Criminal justice systems need rules about what can be adduced as evidence. With relevance forming the cornerstone of admissibility, UK rules are promulgated by the common law and increasingly by statute. S56 of the Investigatory Powers Act 2016 (IPA) is a prime example. For information obtained by State interception of telephone calls, it determines that neither the prosecution nor defence can ever adduce intercept material obtained by a UK State agency. By proscribing mention of its existence, the material does not exist.
Since this exclusionary rule appeared in the Interception of Communications Act 1985, public surveillance has mushroomed: everyone appreciates it is ubiquitous. Yet, the argument runs that if this blanket ban were relaxed, it would disclose how law enforcement detects serious crime, encouraging criminals to develop covert communication methods.
Two recent judgments provide some enlightenment.
The admissibility in criminal proceedings of material obtained from intercepted calls was examined in Virdee v NCA  EWHC 1119, decided by the Admin Court, and R v Knaggs  EWCA 1863 by the Court of Appeal. In both cases, material obtained by a foreign law enforcement agency was passed to the NCA. The ban does not apply to such material.
In Virdee, the German police provided the NCA with recordings that commenced a bribery investigation. It contended that they revealed compelling evidence of plans to bribe Caribbean politicians. In his judgment Holroyde L.J. quoted extensively from the transcripts. Had the ban applied, no investigation would have occurred. The NCA was only able to investigate because the German police had gathered them in connection with another investigation.

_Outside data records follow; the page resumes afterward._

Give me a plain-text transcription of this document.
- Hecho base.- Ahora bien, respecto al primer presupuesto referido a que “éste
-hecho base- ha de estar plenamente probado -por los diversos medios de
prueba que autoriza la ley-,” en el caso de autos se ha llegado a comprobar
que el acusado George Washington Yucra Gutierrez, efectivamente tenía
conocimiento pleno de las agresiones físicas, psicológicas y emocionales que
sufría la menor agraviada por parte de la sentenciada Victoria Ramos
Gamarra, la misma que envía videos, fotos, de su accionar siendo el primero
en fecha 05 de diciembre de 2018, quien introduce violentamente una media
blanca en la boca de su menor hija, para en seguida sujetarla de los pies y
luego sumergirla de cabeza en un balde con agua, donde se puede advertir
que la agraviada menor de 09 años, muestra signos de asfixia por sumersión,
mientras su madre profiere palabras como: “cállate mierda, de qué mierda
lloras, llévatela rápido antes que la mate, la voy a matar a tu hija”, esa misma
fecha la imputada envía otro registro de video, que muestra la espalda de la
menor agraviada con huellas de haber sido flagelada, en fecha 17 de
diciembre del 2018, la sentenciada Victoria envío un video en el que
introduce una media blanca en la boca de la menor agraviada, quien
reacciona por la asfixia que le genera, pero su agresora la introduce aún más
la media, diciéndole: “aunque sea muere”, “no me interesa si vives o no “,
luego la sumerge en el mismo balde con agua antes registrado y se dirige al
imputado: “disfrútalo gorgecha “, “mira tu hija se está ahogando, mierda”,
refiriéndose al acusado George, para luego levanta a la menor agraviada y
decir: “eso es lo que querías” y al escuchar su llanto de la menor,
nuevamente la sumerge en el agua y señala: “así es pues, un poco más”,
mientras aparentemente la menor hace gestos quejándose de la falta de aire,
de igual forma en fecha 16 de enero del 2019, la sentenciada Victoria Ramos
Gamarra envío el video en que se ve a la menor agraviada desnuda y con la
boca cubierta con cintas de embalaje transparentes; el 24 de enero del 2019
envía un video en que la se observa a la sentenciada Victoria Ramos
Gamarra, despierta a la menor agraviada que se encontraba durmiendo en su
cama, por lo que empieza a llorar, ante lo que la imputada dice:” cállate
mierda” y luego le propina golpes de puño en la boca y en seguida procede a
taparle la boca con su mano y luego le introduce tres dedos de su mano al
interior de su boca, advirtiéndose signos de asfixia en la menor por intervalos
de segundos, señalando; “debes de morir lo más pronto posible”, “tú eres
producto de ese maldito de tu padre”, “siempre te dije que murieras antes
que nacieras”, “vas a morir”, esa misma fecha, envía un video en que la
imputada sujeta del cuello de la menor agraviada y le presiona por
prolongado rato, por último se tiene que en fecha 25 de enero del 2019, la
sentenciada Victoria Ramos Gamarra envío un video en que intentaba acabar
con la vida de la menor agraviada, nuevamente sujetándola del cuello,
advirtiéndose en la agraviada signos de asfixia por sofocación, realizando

In Knaggs the telephone recordings were obtained by Dutch police. Unlike Virdee, the NCA discussed using surveillance with their Dutch counterpart beforehand. The recordings provided evidence of a conspiracy to import Class A drugs into England. The CPS wished to adduce them at trial.
The defendants submitted that the ban rendered them inadmissible, either because the interception was conducted by the NCA and had been made to appear it was done by the Dutch, or they were made by the Dutch at the NCA’s request. Had either submission succeeded the ban would have applied. Obviously, it applies in the first submission, and also in the second because to procure Dutch police assistance, the NCA would have required an English interception warrant. The trial judge held that the liaison did not result in the NCA requesting the Dutch police to conduct the recordings: the Dutch would have done this anyway. There was no reason to believe that circumstances within the ban’s ambit had occurred.
Lessons? First the ban can hamper investigation and prosecution of serious crime. The contention that secrecy is in the public interest is increasingly tenuous. Excerpts quoted in the Virdee judgment reveal that the speakers reminded each other they should speak “offline”; they knew their calls could be intercepted. The ban is therefore redundant and could inadvertently emasculate a putative prosecution when organised criminals slip up. Removing it would permit prosecutors to decide whether or not to adduce such evidence.
Second, the ban creates the conditions for noble cause corruption amongst UK law enforcement officials. Whilst the NCA acted properly, the cases demonstrate that the ban could be circumvented by law enforcement. The contrast between a UK absolutist ban versus a regulated system of admissibility (the norm elsewhere) will stimulate international law enforcement arbitrage, encouraging the nod and the wink or plausible deniability. Neither is desirable.